For Days of Being Wild is not a film about big scenes but rather the tiny moments. The setting itself, when looked back on from 30 years (as it was at the time of the film’s production), seems oddly remote and lacking in urgency, whilst principle aim appears to be to capture, as the title puts it, those days of being wild, that elusive period between the twenties and some kind of responsibility which, once lost, disappears forever. As we meet them, most of the characters are seemingly without jobs, whilst their favourite pass time appears to be lying down, or at the very least slouching. Yet it’s also readily apparent that these days are coming to an end, and not simply through their actions, but also through the mood which Wong and Doyle have so painstakingly created; one which seemingly cannot, and indeed does not, last. Interestingly, Days of Being Wild was conceived as the first part of a projected diptych, the second of which would be set six years later. As way of a bridge, Wong concludes this film with a brief cameo from Tony Leung (as a character apparently destined to figure largely in the second feature). Part two never did materialise - though elements are said to have made their way into Ashes of Time, Days of Being Wild and In the Mood for Love - yet rather than coming across as making little sense or proving too enigmatic, this tiny scene is strangely fitting. For the Leung character is evidently suaver, perhaps older and undoubtedly in possession of a lot more money that any of the participants in the previous 90 minutes of screen time, sign enough that the eponymous days are indeed over.

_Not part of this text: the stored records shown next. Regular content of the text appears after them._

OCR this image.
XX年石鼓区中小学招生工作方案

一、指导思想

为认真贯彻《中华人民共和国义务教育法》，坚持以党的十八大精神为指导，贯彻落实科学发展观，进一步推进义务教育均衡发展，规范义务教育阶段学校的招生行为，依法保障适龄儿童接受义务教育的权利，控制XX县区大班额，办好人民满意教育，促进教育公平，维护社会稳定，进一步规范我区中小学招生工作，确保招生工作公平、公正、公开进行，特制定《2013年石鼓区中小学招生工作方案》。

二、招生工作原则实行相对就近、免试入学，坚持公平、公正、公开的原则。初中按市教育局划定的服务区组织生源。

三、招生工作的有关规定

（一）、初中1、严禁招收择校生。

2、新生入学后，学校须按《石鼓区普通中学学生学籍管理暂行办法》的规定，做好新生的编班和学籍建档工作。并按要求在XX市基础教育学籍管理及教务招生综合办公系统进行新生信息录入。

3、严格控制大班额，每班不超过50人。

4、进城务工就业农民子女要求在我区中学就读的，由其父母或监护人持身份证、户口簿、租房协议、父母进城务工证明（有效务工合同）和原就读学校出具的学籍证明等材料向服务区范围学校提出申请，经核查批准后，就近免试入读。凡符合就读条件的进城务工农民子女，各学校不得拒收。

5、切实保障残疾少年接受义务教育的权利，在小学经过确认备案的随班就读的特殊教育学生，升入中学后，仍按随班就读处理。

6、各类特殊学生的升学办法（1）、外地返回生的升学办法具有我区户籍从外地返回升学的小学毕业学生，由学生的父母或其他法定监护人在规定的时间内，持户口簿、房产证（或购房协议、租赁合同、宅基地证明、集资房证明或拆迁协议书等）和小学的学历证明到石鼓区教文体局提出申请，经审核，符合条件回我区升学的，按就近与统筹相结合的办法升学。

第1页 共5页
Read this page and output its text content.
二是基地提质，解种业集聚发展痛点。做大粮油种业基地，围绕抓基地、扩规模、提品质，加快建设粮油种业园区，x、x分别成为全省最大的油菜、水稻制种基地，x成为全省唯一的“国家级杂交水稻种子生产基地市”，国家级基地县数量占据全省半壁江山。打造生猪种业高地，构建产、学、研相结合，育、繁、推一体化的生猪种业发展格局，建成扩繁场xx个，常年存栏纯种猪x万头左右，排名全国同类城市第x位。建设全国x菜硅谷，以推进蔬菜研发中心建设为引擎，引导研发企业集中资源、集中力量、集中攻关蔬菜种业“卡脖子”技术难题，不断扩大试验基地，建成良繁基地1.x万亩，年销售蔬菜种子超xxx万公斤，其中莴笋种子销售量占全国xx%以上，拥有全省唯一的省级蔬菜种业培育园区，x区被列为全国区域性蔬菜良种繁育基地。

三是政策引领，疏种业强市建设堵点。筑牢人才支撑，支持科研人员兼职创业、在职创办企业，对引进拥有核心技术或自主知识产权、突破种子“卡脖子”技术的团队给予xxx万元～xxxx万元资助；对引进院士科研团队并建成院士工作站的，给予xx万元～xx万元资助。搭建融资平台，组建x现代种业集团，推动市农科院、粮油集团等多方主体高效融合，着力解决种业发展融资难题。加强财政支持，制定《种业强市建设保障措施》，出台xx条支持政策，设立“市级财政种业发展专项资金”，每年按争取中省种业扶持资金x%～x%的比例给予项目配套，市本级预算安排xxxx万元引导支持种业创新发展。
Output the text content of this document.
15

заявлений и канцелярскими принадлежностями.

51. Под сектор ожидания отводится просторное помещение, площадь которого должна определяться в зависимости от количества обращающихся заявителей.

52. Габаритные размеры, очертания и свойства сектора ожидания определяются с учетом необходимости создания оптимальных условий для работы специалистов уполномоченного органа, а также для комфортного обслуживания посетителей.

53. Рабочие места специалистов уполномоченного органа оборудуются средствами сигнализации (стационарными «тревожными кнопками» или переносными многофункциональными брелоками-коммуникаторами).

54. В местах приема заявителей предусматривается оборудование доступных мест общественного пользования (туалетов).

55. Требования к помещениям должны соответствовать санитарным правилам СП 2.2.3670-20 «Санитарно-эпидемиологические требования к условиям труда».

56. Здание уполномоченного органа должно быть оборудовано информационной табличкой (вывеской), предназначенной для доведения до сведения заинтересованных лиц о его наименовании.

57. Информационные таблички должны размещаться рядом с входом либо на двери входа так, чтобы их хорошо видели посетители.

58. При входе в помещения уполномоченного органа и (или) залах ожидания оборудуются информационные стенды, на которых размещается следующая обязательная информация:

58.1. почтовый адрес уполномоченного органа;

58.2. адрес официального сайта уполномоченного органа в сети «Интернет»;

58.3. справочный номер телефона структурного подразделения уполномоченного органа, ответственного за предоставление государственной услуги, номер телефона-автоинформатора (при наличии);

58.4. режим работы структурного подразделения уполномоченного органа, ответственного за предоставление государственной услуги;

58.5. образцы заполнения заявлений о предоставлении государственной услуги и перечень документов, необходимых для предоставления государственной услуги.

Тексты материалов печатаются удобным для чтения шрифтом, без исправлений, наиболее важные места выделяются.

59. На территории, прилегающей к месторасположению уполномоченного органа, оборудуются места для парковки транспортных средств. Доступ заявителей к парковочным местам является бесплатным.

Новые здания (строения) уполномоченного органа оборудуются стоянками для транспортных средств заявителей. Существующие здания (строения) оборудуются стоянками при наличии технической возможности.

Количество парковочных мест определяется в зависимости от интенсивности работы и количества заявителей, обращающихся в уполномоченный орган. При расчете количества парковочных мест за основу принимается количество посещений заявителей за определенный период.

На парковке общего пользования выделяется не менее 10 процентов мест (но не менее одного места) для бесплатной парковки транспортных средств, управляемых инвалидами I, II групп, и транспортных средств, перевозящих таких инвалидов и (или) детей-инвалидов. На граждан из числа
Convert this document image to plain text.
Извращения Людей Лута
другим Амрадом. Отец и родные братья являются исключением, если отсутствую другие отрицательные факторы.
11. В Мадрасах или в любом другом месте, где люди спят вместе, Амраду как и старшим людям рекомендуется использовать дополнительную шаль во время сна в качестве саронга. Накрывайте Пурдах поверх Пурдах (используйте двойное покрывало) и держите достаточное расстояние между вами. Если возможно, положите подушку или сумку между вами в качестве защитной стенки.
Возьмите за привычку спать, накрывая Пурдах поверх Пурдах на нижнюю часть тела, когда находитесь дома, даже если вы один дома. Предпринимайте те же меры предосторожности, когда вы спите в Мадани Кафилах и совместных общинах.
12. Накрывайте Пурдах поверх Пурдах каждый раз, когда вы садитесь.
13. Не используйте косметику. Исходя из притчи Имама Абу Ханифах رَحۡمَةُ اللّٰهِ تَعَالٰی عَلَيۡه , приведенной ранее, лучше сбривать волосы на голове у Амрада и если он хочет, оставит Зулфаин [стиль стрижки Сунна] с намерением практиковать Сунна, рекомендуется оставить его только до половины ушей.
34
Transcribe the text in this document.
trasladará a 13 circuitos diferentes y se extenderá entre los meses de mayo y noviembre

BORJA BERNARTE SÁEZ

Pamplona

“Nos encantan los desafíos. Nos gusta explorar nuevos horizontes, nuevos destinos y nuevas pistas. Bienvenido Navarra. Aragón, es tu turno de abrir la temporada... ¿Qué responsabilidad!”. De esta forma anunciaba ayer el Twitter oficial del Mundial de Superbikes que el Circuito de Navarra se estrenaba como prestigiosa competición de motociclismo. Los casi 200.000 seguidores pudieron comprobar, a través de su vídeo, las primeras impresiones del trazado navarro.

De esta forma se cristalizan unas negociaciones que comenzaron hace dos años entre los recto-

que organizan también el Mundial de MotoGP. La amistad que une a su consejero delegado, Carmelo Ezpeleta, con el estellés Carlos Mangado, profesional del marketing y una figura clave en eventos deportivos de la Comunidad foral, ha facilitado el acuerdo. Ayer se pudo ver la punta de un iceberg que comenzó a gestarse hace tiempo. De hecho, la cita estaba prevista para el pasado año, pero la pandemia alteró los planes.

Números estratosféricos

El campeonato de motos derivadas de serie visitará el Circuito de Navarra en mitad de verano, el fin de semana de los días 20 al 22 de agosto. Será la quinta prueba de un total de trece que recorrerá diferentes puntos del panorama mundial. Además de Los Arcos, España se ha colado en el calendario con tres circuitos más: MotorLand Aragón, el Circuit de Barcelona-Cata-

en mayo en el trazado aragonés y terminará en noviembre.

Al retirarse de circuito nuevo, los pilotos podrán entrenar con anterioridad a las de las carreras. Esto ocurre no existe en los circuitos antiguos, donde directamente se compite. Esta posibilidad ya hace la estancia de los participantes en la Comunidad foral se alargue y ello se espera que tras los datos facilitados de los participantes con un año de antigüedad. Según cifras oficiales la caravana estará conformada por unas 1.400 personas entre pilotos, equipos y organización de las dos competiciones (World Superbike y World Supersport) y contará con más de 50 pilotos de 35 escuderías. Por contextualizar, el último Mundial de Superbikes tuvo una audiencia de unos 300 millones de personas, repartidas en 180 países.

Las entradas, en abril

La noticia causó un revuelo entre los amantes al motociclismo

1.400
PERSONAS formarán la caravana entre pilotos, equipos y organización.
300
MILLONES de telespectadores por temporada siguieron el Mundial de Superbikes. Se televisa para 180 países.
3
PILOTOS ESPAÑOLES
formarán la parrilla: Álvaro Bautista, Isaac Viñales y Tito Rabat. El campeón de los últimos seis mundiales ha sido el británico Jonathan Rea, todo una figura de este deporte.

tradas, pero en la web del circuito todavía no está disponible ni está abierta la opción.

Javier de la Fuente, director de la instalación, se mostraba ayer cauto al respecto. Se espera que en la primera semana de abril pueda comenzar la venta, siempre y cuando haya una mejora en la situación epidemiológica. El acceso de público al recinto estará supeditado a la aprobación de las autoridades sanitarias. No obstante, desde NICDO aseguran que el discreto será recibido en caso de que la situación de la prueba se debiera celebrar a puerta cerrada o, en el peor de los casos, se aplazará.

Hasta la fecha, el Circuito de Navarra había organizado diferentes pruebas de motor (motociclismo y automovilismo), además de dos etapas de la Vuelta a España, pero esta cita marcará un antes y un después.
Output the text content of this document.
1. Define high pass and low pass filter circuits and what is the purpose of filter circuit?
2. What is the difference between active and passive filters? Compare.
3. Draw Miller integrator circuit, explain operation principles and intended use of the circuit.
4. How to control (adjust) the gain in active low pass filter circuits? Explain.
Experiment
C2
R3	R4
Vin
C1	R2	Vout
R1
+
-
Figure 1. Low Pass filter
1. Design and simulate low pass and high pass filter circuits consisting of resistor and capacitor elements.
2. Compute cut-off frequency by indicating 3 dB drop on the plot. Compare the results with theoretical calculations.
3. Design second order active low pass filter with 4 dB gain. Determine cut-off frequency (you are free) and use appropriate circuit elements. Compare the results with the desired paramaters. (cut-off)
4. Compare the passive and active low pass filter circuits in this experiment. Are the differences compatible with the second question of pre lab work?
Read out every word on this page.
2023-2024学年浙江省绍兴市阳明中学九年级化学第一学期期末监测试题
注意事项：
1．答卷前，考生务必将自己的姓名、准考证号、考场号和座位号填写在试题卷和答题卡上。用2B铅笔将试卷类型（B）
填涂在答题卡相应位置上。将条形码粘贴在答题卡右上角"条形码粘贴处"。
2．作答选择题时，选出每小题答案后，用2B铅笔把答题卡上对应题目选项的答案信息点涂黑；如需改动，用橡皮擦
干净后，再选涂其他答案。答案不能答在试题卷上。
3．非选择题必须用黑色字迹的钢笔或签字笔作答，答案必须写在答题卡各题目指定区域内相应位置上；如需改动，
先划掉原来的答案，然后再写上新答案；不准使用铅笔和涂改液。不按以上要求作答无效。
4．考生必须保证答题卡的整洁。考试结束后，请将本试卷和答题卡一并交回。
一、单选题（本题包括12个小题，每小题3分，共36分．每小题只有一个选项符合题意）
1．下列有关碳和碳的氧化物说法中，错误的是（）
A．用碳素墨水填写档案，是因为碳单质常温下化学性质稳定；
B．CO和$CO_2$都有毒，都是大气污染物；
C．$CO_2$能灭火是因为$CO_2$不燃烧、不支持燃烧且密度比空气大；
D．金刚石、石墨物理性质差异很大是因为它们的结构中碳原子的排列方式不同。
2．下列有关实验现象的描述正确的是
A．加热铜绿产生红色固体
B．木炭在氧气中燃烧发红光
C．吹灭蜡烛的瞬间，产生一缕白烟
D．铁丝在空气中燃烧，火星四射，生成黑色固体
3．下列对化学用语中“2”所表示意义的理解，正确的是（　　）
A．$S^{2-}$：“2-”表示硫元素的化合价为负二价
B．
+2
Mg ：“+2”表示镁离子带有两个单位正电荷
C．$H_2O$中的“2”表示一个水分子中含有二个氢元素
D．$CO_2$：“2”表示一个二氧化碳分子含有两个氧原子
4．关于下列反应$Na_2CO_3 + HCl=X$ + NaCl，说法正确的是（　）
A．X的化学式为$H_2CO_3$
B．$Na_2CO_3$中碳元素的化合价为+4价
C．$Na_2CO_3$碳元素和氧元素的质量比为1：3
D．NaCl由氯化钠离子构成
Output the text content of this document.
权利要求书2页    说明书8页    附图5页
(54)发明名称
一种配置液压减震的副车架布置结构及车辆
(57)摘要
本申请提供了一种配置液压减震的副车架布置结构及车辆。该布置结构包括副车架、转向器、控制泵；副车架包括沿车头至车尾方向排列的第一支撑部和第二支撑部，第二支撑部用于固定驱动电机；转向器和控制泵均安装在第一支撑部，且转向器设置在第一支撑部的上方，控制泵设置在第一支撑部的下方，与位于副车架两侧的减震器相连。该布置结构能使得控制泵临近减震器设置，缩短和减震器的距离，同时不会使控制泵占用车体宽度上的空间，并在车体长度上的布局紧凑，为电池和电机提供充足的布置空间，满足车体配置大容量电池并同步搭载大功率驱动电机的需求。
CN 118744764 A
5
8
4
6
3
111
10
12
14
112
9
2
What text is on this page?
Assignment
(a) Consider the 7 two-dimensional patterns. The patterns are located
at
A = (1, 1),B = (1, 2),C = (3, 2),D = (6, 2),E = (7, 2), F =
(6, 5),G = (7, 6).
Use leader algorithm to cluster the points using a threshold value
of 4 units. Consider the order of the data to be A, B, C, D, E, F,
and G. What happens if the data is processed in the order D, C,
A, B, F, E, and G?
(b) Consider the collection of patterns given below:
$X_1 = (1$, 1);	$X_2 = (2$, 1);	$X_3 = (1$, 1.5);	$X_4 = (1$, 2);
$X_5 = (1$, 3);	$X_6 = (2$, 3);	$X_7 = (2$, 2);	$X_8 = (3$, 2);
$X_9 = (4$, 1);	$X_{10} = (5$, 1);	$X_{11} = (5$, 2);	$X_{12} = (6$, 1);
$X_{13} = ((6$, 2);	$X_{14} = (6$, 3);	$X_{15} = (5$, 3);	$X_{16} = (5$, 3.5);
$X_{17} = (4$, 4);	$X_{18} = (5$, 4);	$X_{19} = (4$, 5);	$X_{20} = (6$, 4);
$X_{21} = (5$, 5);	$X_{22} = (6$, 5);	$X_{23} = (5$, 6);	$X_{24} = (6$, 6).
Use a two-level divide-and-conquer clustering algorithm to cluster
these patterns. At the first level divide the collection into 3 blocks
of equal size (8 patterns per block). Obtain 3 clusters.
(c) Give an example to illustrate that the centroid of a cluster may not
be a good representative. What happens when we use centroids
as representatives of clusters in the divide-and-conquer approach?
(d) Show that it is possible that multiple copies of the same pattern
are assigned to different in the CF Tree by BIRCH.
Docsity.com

The second of Tartan’s Wong Kar Wai collection, Days of Being Wild suffers from the same problems as As Tears Go By. The print itself is generally fine, if not better than that of the other release, especially as the softer lighting makes any flaws less visible. That said, there is, as before, evidence of scratching plus a lack of definition in the blacks. For the most part this doesn’t pose any problems, though the final scenes, set on a darkened train, are barely discernible.
As with As Tears Go By, however, the problem is not so much the picture as the sound. Again, instead of providing the original Cantonese (with a little Mandarin and some Shanghainese) soundtrack, Tartan are releasing this disc with a Mandarin dub. Admittedly the track is clean and clear throughout, but still doesn’t excuse the fact that it is wrong. As I noted in my As Tears Go By review, it would appear that the situation could have been rectified, but instead the discs have gone ahead in order to cash in on the cinema release of 2046.
To further muddy the waters, this disc also contains no extras beyond a collection of trailers for other Tartan cinema/DVD releases.